TEMPO.CO, Jakarta - Koordinator Advokasi BPJS Watch, Timboel Siregar, mewanti-wanti ketua Badan Penyelengara Jaminan Sosial (BPJS) Kesehatan soal usulan cost sharing untuk pembiayaan. Menurutnya, usulan tersebut kudu dikaji lebih mendalam agar tidak merugikan masyarakat miskin.
“(Cost sharing) sebagai pembiayaan pelayanan umum untuk golongan masyarakat menengah ke atas, tidak untuk orang miskin,” kata Timboel ketika dihubungi via aplikasi pesan singkat, Kamis, 14 November 2024.

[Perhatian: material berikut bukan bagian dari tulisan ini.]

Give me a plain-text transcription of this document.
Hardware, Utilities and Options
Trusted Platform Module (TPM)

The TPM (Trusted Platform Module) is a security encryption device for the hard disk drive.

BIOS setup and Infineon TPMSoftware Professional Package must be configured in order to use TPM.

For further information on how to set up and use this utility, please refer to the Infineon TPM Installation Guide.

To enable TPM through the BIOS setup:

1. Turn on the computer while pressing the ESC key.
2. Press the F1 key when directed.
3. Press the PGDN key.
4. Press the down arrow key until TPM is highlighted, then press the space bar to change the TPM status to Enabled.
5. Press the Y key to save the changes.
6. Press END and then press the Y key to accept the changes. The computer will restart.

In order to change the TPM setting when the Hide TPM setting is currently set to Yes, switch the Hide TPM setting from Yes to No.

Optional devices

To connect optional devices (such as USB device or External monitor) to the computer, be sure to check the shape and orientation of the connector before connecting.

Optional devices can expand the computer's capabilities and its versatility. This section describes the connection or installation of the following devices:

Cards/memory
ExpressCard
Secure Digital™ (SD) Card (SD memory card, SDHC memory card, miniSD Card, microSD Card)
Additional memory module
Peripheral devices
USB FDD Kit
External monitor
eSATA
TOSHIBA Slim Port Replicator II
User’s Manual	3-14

Cost sharing, kata Timboel, sebetulnya telah diatur dalam Undang-Undang Sistem Jaminan Sosial Nasional (UU SJSN). Namun dalam izin tersebut, cost sharing disyaratkan dengan adanya moral hazard. Selain itu, cost sharing juga telah diatur dalam Peraturan Menteri Kesehatan (Permenker) Nomor 51 tahun 2018. “Pernah diatur di Permenkes 51 tahun 2018 tetapi tidak diimplementasikan,” ucapnya.
Menurut Timbul, jika skema cost sharing jadi diberlakukan, maka perihal tersebut bakal membantu pembiayan Jaminan Kesehatan Nasional (JKN). Hal tersebut secara langsung juga bakal membantu keberlangsungan dari JKN, dalam perihal ini BPJS Kesehatan. Apalagi, konsep ini sebetulnya sudah diberlakukan di beberapa negara seperti di Thailand. “Dengan cost sharing maka pembiayaan JKN bakal terbantu dan ini pun dapat mendukung keberlanjutan program JKN,” ujar Timboel.
Cost sharing ini, kata Timboel, bisa diberlakukan pembayaran sejumlah nominal tertentu ketika pasien berjamu ke Fasilitas Kesehatan Tingkat Pertama (FTKP). Selain itu, cost sharing juga bisa dilakukan dengan pembiayaan sepersekian persen dari total klaim biaya sesuai dengan Indonesia Case Based Groups (INA CBGs). Untuk metode cost sharing nan kedua, menurut Timboel, bisa dilakukan pada kunjungan pasien ke Fasilitas Kesehatan Tingkat Lanjutan (FTKL).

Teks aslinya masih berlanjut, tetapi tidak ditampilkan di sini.